Мало кто остался не тронутым. Мариенбург, столица Ордена, будучи даже длительное время в осаде, выстояла героем, не сдавшись врагам, и еще несколько мелких городов, в том числе, и наша неприступная Бальга.
Залпы пушек, град осколков, крики, визг, плач... и трупы. Штабелями трупы, в жуткую вперемешку, в месиво с раненными. Работа на грани. Сон - как предательство, как наказание. Каждый норовил сотворить чудо. Отдать часть себя, если не всего, лишь бы спасти несчастных. Не супротивился впервые и Хорст. Горе заставило стать в одну упряжку и работать сообща, какими бы методами... не пришлось бы оперировать.
Мир переменился, и страшно было уже осознавать, кто ты, где ты и что тебя ждет. Кто враг, а кто друг. И по каким критериям стоит всё это делить?
Генрих. Лишь только любовь к Генриху, трепетные чувства, что в разлуке разгорались всё сильнее и невыносимее, давали силы жить, переносить это и верить, ждать светлое будущее...
***
– Анна! Анна, живо иди сюда!
– крикнула мне Фреджа, стоя на пороге приюта, и тотчас замахала руками.

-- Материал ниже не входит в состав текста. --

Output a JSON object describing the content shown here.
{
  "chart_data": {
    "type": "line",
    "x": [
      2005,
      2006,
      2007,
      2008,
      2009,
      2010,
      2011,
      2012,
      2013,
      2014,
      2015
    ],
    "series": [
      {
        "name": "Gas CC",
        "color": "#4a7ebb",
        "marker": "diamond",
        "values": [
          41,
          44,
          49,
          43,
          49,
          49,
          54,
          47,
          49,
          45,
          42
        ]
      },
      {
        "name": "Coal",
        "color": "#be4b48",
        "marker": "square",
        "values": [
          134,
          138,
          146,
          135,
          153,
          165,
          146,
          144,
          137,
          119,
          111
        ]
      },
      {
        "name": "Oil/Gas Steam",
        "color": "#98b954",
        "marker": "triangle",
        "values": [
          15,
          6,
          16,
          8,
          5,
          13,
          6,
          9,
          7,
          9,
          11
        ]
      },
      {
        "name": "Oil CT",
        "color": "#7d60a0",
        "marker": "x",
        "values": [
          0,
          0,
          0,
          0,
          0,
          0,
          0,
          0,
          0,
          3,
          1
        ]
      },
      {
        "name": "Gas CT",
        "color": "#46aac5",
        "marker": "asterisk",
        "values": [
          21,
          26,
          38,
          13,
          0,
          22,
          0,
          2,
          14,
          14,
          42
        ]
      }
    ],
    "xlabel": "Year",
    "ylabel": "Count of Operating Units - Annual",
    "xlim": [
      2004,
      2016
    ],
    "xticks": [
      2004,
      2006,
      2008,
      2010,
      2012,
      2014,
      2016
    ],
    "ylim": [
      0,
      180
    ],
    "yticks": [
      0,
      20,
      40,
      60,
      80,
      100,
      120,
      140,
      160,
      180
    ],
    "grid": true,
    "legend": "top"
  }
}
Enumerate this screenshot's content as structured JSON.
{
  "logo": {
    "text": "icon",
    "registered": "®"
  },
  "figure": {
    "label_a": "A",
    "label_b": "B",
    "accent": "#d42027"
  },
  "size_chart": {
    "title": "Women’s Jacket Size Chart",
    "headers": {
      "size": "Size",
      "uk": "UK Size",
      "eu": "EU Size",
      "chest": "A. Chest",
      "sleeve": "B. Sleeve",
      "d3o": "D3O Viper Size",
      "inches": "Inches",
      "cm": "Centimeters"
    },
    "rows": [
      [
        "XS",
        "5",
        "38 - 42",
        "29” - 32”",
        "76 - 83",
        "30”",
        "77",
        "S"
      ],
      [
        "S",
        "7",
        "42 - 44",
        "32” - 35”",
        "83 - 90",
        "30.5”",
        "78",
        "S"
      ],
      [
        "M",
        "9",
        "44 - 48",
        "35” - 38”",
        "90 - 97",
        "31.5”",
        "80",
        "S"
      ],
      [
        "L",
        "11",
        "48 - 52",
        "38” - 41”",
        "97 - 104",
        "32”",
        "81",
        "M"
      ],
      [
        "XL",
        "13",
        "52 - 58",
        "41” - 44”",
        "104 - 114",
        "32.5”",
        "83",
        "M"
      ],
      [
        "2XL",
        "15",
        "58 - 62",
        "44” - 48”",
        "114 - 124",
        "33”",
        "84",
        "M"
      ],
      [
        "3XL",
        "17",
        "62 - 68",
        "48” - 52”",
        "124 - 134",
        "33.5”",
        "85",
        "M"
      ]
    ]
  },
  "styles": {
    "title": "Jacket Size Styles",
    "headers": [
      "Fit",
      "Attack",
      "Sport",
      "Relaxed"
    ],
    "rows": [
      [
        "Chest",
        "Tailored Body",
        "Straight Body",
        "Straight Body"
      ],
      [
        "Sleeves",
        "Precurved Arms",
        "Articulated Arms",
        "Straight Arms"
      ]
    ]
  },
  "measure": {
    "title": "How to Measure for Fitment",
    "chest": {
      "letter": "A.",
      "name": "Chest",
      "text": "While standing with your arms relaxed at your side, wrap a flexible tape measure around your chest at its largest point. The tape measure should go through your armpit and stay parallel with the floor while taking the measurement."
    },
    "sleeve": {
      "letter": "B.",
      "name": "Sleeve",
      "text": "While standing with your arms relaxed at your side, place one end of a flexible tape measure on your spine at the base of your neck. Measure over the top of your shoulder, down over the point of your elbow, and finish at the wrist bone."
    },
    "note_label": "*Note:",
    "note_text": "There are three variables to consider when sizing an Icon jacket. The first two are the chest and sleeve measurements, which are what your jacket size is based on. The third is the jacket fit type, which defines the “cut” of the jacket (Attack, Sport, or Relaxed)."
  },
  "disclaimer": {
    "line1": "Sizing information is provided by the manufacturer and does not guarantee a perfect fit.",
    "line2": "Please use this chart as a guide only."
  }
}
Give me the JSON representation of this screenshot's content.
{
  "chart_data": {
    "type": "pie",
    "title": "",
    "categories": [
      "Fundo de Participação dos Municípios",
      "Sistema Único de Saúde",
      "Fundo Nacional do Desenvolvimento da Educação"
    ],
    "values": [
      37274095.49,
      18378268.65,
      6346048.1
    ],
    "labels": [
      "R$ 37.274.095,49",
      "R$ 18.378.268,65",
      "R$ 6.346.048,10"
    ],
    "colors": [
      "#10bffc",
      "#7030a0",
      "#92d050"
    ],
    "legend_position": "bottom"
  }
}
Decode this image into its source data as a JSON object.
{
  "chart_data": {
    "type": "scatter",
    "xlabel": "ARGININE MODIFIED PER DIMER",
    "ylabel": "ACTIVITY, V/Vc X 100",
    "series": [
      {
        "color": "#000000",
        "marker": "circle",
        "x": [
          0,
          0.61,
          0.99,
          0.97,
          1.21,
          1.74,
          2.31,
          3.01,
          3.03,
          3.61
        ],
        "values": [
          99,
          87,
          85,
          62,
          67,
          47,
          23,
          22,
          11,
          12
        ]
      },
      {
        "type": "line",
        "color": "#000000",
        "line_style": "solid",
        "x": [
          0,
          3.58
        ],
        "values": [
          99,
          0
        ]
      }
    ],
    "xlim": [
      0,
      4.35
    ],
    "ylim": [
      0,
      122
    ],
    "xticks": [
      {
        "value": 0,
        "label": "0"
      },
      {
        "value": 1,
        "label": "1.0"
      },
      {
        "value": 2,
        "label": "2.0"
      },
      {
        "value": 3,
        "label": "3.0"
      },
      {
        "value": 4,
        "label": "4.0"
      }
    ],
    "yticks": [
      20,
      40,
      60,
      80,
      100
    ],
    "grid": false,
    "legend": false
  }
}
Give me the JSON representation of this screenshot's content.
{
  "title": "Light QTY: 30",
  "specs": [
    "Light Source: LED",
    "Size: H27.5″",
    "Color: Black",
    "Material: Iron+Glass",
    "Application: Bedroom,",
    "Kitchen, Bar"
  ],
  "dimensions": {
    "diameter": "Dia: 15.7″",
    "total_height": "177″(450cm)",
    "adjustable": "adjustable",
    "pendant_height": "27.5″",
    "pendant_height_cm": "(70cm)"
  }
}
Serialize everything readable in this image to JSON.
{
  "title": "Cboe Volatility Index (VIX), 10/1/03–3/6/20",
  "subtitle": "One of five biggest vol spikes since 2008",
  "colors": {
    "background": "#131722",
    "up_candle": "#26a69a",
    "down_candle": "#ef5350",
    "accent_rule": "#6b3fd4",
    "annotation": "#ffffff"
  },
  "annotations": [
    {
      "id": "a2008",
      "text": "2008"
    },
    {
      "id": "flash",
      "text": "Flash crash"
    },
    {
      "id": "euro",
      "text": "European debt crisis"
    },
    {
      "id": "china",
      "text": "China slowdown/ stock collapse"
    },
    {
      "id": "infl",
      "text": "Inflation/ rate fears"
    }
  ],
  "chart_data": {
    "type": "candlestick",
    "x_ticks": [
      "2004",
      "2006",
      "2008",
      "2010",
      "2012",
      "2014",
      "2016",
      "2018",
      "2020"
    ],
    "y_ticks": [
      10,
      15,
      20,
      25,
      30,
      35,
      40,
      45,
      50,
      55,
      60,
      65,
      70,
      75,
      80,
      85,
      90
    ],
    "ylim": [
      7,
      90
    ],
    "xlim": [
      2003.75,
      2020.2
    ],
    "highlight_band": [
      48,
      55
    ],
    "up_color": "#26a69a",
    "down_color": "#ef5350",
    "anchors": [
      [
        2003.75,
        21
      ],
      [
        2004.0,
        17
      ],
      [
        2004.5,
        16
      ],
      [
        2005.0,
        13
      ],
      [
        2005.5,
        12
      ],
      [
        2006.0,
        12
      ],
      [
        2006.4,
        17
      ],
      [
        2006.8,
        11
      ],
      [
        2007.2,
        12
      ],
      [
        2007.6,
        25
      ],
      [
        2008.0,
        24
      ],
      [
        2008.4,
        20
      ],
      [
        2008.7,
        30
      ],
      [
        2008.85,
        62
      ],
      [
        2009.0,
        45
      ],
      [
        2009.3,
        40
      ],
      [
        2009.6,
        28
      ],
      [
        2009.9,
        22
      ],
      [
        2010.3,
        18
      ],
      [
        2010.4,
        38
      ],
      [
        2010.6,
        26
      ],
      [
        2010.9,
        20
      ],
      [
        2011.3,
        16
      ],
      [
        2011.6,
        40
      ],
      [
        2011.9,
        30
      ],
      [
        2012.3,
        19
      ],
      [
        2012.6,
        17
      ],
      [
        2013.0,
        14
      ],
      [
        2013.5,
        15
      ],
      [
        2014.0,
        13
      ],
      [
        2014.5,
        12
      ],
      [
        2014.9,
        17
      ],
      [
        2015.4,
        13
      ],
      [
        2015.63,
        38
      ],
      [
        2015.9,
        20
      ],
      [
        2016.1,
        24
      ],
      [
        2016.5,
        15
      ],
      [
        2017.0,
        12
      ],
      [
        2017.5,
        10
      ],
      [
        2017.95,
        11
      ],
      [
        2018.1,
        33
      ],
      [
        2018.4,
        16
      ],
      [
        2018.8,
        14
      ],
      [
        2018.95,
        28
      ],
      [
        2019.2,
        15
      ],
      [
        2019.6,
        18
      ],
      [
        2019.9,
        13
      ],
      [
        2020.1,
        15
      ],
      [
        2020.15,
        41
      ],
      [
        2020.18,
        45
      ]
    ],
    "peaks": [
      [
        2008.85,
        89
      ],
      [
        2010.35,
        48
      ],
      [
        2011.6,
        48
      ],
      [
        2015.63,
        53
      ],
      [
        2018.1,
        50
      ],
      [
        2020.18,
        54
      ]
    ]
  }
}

Кольнуло сердце, чувствую неладное. Бросаю всё, к чертям собачьим, так, во дворе (ведро, миску, тряпки), и мчу стремглав в помещение.
Неспешные, осторожные движения, шаги между койками (которых нынче было, казалось, больше даже чем места под них), с боязнью взгляд пред себя, по сторонам. Еще минута - и взор уловил нечто жуткое, страшное, пугающие, отчего разум вмиг завопил, отрицая очевидное. Да тело само сотворило необходимое. Мигом, ловко, сама не поняла, как за секунды пробралась к нему. Опустилась (медленно, в приговоре) на колени рядом. Дрожащей рукой (мурашки по коже) с опаской коснулась его щеки, несмело провела вдоль скулы. Теплый, еще теплый. Отчаянно зажмурить веки, с последних сил сдерживая визг.
Генрих. Мой Генрих... ты вернулся ко мне. Вернулся,... как и обещал.
Живой...
Встряхнуть головой, силой прогоняя мутные, ненужные мысли. Нырнуть рукой под покрывала, сдирая всё долой. Беглый взгляд по перебинтованному (окровавленному) телу. Жар. Грудь едва вздымается.
– Боюсь, ему недолго осталось, - едва слышно шепнула девушка, одна из помощниц Хорста. Не сразу сообразила, осознала, что это было адресовано мне. С ужасом уставилась на нее, едва внятно шепчу:
– В смысле?
Виновато мигом опускает та взгляд, попытка тут же скрыться от меня долой. Но живо вскакиваю (с последних сил, на жутком адреналине) и бросаюсь за ней, перехватываю за руку.
– В смысле, недолго?
Замялась та, беглый взор по сторонам, словно что-то выискивая, и, наконец-то, мне в очи. Приблизилась, шепотом:
– Я слышала слова Господина Хорста. Он уже даже за священником послал.
Словно током меня пронзило.
– Ах ты, сукин сын, - не сдержалась и рявкнула, сама того не осознавая (на русском).